I haven’t been on a weighing scale for quite sometime. I think the last time I weighed myself was right after A’s delivery and that was that. I have one at home, tucked away in the bathroom closet. And every time I see it, I pretend that it isn’t there.
I am struggling with my extra weight. Sometimes I see it and feel it but more often than not I am in denial. And when I do, I sulk. It’s been almost two years since I gave birth and I still have the excess weight on me. Weight I gained for eating limitlessly while pregnant. Tsck Tsck! I have lost maybe a few but still have some ways to go.
With my first pregnancy, I had gained even more than I did with the second one but for some reason it wasn’t hard to shed and get back to my original weight. I didn’t exercise but I was particular about what I was putting in my mouth. It didn’t last for long since I got pregnant soon after but that’s a different matter altogether. But this time, I am really finding it hard to curb my greediness. I snack a lot including nibbling and sometimes polishing left-overs off of my kid’s plate. My justification-I hate to waste food!
I have started walking since day before. A few months ago, I tried doing the same but just lasted one day. Will I walk regularly? I don’t know. I sure hell hope I will, but I don’t know. The good news is that Hubby dear too is now on an ‘exercise mode’. He has been working out every single day for the past two weeks. Trying to get rid of his cute little gut. Cute to me but not so cute to him. I hope I draw some inspiration from him.

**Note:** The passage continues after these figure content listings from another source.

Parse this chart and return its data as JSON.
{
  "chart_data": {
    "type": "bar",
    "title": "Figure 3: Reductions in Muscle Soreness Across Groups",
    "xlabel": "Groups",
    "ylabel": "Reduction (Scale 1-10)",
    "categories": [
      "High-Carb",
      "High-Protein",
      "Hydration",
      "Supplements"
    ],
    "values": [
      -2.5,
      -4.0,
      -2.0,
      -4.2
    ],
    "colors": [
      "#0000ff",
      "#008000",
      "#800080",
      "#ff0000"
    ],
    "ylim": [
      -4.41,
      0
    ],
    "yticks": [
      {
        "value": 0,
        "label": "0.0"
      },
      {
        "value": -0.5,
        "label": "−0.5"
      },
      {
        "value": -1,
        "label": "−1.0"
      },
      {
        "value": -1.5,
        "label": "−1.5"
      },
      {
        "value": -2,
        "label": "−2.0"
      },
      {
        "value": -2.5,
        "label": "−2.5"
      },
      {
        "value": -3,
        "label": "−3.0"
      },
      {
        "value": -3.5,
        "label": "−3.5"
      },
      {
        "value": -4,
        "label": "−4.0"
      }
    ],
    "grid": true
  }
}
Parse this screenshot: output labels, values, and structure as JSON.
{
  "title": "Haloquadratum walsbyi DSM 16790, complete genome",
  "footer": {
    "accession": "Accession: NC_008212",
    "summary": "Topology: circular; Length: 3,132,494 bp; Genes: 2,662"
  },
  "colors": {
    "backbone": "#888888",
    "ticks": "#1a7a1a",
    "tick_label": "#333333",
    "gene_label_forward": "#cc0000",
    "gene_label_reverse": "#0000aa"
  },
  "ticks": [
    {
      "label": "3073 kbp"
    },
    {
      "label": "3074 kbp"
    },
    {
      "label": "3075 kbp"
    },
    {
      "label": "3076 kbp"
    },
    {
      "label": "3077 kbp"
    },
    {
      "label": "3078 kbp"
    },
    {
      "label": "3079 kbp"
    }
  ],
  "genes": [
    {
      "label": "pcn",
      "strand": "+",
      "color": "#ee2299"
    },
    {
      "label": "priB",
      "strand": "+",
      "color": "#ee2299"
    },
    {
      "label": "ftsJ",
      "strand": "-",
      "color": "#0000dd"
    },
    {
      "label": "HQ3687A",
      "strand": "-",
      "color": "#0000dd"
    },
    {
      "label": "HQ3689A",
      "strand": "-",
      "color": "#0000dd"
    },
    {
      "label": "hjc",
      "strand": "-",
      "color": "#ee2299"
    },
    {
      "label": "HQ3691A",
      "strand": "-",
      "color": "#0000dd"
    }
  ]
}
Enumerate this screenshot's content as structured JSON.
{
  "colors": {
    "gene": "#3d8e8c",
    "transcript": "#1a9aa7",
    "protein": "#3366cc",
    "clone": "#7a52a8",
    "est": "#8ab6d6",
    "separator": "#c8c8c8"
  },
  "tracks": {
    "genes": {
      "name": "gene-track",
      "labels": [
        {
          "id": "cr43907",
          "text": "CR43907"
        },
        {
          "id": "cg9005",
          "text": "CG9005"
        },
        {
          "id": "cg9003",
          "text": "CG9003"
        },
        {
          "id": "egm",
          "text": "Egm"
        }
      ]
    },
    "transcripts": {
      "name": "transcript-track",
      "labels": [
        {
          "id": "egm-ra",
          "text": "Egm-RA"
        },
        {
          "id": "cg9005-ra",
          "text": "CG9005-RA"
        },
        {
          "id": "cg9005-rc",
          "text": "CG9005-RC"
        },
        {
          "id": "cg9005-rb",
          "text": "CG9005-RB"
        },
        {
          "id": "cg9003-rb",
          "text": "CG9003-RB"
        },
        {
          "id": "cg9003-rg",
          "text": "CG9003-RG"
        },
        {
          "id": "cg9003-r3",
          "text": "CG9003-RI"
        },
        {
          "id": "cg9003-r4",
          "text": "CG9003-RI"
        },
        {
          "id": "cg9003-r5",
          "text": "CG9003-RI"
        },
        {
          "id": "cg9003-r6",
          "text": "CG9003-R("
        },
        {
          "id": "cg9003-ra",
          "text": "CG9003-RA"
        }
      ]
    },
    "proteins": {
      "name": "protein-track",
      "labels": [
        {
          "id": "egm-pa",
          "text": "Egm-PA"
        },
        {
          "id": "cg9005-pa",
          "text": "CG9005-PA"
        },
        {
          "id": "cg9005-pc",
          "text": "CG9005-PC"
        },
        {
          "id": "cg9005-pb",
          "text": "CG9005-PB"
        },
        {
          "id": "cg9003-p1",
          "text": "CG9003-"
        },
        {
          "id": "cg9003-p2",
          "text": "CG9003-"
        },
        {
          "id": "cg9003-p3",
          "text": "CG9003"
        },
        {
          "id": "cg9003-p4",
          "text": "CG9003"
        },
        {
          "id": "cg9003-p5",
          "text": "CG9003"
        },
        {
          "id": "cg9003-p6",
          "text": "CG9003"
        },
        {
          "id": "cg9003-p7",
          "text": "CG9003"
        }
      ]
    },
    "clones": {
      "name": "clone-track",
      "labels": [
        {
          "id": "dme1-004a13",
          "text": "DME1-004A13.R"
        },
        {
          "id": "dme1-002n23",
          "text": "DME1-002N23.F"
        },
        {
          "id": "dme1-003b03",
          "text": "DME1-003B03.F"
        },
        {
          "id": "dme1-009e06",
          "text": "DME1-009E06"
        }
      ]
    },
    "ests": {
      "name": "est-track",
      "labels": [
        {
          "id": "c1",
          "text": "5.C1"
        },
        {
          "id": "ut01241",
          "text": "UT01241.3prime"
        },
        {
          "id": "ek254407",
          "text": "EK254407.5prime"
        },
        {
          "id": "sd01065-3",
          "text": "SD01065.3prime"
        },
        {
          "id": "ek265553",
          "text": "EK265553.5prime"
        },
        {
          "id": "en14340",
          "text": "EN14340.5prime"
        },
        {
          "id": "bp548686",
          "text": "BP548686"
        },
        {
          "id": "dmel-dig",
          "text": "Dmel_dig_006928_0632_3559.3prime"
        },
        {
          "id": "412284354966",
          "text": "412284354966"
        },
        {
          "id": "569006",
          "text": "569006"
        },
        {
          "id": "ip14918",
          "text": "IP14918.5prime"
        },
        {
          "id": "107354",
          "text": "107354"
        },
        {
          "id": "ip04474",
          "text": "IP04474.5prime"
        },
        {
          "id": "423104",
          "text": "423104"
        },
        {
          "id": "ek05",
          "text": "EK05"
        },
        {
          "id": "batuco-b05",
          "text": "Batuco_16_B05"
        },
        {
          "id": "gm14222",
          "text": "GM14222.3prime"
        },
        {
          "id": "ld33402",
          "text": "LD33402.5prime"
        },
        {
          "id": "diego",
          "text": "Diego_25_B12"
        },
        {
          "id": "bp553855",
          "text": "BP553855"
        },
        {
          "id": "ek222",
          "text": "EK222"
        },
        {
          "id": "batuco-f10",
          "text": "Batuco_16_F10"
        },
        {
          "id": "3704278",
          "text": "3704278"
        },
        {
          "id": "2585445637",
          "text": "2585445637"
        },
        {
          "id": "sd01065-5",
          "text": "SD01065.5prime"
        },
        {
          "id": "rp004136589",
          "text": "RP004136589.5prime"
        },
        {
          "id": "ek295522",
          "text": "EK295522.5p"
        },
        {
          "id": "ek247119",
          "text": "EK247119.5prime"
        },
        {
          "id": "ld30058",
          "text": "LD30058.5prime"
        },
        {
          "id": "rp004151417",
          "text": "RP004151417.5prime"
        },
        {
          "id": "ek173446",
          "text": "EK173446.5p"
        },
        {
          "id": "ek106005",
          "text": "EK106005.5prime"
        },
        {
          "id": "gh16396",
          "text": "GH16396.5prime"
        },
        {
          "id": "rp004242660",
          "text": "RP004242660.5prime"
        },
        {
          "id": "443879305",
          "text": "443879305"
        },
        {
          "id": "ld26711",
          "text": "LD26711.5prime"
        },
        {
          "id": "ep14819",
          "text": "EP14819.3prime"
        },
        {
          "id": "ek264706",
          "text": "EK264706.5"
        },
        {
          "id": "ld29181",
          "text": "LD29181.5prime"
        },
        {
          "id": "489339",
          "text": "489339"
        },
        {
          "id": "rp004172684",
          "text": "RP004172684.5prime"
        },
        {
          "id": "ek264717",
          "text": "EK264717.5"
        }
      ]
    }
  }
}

He has been nudging me the past two days to be regular and keep at it.
When I did go walking with A in her stroller, I thoroughly enjoyed it. The community we live in has walking trails and sidewalks just meant for that. In the evenings, it is not uncommon to see people pursuing different forms of physical activities whether it is walking, running or biking. That 25 minute walk surely did me good- although a bit tired, I felt relaxed. And so it was for A, who stole a quick nap while her mama huffed and puffed pushing her stroller through the community.
I hope I can continue and set a routine for myself. If I can’t keep up with this, I better give up any hope of losing weight and becoming fit. It is now or never!